Exploring Contemporary Geometry for Secondary Teachers

Friday, April 8, 2022
11:00 am PT | 12:00 pm MT | 1:00 pm CT | 2:00 pm ET
Presenter: Dr. Younggon Bae

Summary: Graduate-level geometry courses in mathematics departments introduce contemporary approaches in professional research areas such as combinatorial geometry and computational geometry. Like other advanced studies of mathematics, contemporary geometry employs rigorous methods grounded on formal definitions and proofs. Contemporary geometry courses can provide secondary mathematics teachers with a unique opportunity for professional development that can advance their knowledge and skills in geometry horizontally and vertically. Contemporary geometry does not necessarily require extensive prerequisite knowledge and skills so much as algebra and analysis are structured in continuation with undergraduate-level courses.

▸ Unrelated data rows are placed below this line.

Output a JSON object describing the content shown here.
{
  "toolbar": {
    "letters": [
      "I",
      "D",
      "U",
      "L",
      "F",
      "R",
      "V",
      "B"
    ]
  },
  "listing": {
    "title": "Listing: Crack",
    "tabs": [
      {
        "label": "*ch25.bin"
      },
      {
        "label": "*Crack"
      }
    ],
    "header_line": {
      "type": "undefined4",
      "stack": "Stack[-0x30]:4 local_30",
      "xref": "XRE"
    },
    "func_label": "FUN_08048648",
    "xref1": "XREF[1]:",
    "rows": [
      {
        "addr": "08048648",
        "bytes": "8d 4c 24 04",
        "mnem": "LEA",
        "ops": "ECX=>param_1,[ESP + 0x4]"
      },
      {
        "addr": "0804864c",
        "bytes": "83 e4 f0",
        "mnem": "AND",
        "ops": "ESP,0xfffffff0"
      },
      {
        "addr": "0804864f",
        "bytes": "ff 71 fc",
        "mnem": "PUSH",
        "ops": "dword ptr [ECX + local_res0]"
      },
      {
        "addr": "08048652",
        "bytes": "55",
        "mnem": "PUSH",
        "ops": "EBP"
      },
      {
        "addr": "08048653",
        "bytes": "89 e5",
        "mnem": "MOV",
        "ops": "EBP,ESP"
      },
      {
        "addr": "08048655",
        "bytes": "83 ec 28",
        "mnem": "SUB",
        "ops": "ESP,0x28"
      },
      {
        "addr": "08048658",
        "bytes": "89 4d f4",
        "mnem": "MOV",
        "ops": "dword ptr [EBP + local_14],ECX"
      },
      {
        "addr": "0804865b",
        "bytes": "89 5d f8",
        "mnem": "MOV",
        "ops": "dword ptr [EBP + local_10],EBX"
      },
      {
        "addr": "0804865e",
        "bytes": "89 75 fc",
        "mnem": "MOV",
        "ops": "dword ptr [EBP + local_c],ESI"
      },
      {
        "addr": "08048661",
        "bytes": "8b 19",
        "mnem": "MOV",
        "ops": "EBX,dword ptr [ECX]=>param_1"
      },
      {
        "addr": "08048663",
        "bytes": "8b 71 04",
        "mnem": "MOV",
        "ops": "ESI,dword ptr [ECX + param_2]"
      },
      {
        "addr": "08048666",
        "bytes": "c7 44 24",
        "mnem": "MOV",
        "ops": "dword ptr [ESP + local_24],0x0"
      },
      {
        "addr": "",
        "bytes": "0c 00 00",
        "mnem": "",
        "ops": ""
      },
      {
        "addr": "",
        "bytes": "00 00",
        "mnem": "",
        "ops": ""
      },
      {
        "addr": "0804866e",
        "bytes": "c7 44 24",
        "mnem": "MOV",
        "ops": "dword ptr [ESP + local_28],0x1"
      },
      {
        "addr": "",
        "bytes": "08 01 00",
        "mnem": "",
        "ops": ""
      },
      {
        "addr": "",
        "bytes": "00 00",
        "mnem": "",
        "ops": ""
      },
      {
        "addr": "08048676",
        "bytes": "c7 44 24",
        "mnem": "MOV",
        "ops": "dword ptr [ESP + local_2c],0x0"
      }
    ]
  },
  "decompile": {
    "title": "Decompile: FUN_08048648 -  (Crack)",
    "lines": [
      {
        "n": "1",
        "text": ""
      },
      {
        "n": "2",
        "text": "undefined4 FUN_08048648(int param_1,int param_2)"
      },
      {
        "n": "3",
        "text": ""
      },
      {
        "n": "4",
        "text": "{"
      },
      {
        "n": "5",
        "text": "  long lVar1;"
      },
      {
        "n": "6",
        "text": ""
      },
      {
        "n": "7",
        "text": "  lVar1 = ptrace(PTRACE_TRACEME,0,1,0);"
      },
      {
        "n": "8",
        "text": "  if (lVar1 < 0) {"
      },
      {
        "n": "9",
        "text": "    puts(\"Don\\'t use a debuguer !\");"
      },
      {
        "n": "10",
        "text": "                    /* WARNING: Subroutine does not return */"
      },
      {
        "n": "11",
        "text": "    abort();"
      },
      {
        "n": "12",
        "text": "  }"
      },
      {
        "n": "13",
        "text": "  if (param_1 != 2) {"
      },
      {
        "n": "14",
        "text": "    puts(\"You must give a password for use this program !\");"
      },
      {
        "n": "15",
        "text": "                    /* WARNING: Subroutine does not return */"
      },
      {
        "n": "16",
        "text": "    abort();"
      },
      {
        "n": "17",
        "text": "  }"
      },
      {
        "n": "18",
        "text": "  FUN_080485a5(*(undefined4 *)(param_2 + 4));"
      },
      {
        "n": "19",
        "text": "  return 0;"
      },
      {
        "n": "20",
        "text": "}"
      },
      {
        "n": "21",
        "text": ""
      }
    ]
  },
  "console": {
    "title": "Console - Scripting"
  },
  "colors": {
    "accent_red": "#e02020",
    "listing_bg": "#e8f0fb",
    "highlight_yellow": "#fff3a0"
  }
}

Also, some areas in contemporary geometry aim to solve problems that contain rich contexts and real-life applications, for instance, the Art Gallery Problem (i.e., what is the minimum number of guards to observe the whole gallery?) and the Traveling Salesman Problem (i.e., what is the shortest route that visits each city exactly once and returns to the origin city?). In this talk, I will introduce topics in contemporary geometry and illustrate examples of instructional tasks and student projects from a problem-based contemporary geometry course offered at a large public university. I will discuss the potential of contemporary geometry for supporting secondary teachers’ mathematical development by exploring its connection to the content and the pedagogy of school geometry.

Registration Closed

Duration: 60 minutes

Format: Online seminar via Zoom web meeting software with questions and discussion. Detailed instructions for joining the seminar will be emailed to registered participants.


Younggon Bae

Dr. Younggon Bae is an Assistant Professor of Mathematics Education in School of Mathematical and Statistical Sciences at the University of Texas Rio Grande Valley. He earned B.S. and M.S. in mathematics with a focus on mathematical logic and model theory. He earned a Ph.D. in mathematics education at Michigan State University in 2019. He has been teaching a wide range of post-secondary mathematics from college algebra to advanced geometry courses for undergraduate and graduate mathematics majors including secondary teachers. His scholarly work is centered around innovative curriculum and instruction for advanced mathematics courses in technology-integrated environments, engaging students in disciplinary practices in mathematics, and exploring sociocultural aspects of students’ learning experience inside and outside classrooms.